Walker will be driving to Concord from her North Sutton home and studio with her simple pop-up tent and jewelry collection, which she says has a simple, organic aesthetic that’s both livable and contemporary. She loves that the League has branched out and added this festival to the roster. “I want to see these additional shows prosper, so that’s part of the reason I want to take part – to support the League,” Walker said.
The event is co-sponsored by the League, the Greater Concord Chamber of Commerce, Intown Concord, the Capitol Center for the Arts, with support from the State of New Hampshire and the City of Concord.
“Nonprofits these days really have to involve themselves with partnerships. It’s a smart thing to do. That’s one thing I think COVID taught a lot of people. By creating these partnerships with other organizations who have a following, we’re amplifying the reach of our message, which can only help artists have more people attend the event,” Carter said. “This is an opportunity to let people know we’re here, and we’re active.”
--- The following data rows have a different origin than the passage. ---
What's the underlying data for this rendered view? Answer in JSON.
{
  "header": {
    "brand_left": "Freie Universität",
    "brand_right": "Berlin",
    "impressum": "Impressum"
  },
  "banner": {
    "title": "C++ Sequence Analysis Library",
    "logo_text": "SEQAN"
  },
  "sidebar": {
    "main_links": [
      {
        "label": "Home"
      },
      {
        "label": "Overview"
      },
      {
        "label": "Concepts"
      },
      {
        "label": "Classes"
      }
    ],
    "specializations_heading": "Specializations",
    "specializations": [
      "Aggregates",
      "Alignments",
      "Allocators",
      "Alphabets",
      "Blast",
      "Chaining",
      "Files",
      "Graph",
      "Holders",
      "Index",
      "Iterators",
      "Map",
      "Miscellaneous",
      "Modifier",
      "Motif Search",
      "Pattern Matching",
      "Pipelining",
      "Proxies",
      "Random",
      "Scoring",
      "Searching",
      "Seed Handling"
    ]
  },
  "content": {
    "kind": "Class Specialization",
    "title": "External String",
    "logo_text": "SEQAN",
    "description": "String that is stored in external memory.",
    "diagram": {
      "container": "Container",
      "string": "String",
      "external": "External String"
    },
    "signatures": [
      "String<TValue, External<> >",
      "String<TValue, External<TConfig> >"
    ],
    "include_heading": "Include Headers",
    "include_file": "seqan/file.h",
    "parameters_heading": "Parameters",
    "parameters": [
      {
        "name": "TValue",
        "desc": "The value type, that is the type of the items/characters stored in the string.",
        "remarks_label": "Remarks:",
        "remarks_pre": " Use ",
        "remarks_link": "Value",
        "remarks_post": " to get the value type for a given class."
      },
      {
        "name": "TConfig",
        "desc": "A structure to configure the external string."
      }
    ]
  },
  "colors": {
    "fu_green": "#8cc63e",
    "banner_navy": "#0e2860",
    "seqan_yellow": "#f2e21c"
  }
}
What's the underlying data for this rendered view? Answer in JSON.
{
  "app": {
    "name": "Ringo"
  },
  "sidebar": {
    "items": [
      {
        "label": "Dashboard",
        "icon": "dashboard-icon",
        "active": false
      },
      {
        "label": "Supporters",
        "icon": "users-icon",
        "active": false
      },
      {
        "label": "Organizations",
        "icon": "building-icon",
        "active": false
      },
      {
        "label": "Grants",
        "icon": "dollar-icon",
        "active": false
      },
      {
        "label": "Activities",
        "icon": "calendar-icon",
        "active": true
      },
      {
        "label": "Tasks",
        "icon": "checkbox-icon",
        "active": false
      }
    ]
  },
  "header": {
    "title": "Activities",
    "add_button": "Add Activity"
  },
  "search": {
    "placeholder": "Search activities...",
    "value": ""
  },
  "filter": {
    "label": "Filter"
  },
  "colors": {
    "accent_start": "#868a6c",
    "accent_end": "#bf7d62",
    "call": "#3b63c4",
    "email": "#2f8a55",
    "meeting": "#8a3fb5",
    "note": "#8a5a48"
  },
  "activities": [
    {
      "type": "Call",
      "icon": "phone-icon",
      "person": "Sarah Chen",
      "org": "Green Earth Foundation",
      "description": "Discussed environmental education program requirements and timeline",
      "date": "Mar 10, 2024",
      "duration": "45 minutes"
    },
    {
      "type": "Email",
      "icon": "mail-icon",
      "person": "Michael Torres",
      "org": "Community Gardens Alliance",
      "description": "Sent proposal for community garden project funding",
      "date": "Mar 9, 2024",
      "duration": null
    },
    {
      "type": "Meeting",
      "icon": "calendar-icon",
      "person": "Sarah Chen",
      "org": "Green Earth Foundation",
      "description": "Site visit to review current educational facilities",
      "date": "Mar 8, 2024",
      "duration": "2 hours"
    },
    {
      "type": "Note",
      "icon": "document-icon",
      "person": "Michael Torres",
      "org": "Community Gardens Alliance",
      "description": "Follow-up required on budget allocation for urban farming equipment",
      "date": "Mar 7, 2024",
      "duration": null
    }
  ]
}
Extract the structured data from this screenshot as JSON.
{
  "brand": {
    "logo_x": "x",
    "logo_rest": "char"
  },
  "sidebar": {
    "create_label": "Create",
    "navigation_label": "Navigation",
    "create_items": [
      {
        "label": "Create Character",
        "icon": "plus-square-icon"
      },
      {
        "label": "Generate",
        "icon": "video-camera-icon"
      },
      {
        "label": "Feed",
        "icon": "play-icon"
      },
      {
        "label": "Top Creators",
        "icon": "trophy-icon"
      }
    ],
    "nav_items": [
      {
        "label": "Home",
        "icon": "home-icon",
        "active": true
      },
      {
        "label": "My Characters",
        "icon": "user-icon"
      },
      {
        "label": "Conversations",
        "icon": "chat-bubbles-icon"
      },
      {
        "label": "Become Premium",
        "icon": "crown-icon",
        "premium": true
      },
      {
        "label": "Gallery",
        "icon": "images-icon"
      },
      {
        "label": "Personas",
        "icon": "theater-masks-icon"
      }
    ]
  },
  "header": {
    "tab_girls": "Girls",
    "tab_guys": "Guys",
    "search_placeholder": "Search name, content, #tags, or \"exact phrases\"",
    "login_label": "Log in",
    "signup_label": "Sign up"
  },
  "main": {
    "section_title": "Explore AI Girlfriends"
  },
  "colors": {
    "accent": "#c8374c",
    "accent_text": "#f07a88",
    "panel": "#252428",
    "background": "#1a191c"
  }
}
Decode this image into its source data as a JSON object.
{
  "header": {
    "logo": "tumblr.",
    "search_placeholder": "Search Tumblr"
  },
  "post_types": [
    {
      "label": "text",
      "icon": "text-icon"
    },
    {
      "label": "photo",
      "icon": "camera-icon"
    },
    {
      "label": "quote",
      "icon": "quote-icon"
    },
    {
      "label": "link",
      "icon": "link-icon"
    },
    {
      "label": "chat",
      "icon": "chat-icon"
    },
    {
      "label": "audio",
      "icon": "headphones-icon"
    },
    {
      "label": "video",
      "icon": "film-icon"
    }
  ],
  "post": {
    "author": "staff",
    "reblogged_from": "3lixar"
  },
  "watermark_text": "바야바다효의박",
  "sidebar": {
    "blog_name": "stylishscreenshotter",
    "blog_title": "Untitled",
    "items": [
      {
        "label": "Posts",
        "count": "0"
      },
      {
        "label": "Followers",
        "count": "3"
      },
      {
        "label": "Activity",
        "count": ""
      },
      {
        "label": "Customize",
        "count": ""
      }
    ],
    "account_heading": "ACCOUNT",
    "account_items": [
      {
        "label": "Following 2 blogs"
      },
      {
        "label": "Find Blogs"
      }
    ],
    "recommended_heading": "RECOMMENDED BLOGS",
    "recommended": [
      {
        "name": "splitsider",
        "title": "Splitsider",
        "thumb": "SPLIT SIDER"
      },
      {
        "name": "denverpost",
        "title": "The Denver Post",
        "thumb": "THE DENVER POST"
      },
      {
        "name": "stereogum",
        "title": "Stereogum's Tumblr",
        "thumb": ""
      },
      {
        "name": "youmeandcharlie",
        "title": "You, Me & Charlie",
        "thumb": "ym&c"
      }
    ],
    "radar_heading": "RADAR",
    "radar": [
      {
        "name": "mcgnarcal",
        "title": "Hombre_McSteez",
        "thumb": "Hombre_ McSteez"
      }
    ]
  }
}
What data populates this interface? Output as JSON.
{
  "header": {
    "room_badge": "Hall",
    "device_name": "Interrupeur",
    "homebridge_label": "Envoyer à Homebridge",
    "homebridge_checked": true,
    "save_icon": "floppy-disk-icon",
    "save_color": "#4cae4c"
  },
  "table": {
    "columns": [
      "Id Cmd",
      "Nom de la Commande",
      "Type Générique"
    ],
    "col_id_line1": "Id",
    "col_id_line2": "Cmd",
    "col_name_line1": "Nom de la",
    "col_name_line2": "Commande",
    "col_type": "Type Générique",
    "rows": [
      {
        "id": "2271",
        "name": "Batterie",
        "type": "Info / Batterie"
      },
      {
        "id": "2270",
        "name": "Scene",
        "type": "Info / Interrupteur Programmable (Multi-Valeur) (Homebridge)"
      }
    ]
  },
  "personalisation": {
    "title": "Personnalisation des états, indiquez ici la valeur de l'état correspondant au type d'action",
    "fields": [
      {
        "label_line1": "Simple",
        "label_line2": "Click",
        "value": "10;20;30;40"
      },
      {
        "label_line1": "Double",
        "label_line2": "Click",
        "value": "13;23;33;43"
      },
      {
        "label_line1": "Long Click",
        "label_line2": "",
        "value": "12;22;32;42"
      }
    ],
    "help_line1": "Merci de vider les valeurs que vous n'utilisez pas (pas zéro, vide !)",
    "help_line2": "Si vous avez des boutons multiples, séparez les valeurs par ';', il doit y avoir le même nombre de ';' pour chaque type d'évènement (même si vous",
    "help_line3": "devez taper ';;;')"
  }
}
In addition to the handcrafted work on Main Street, visitors can enjoy the opening weekend of the New Hampshire Potters’ Guild exhibition, “Storied in Clay,” Hosted at League Headquarters; the KidsCreate! activity tent; music by local artists and groups; a downtown Concord historic walking tour; and more.
Capital Arts Fest takes place outside League of New Hampshire Craftsmen Headquarters, 49 S. Main St., Concord, on Saturday, Sept. 24, from 10 am to 5 pm, and Sunday, Sept. 25, from 10 am to 4 pm All events are free to attend. For a detailed schedule, visit visitconcord-nh.com/capital-arts-fest.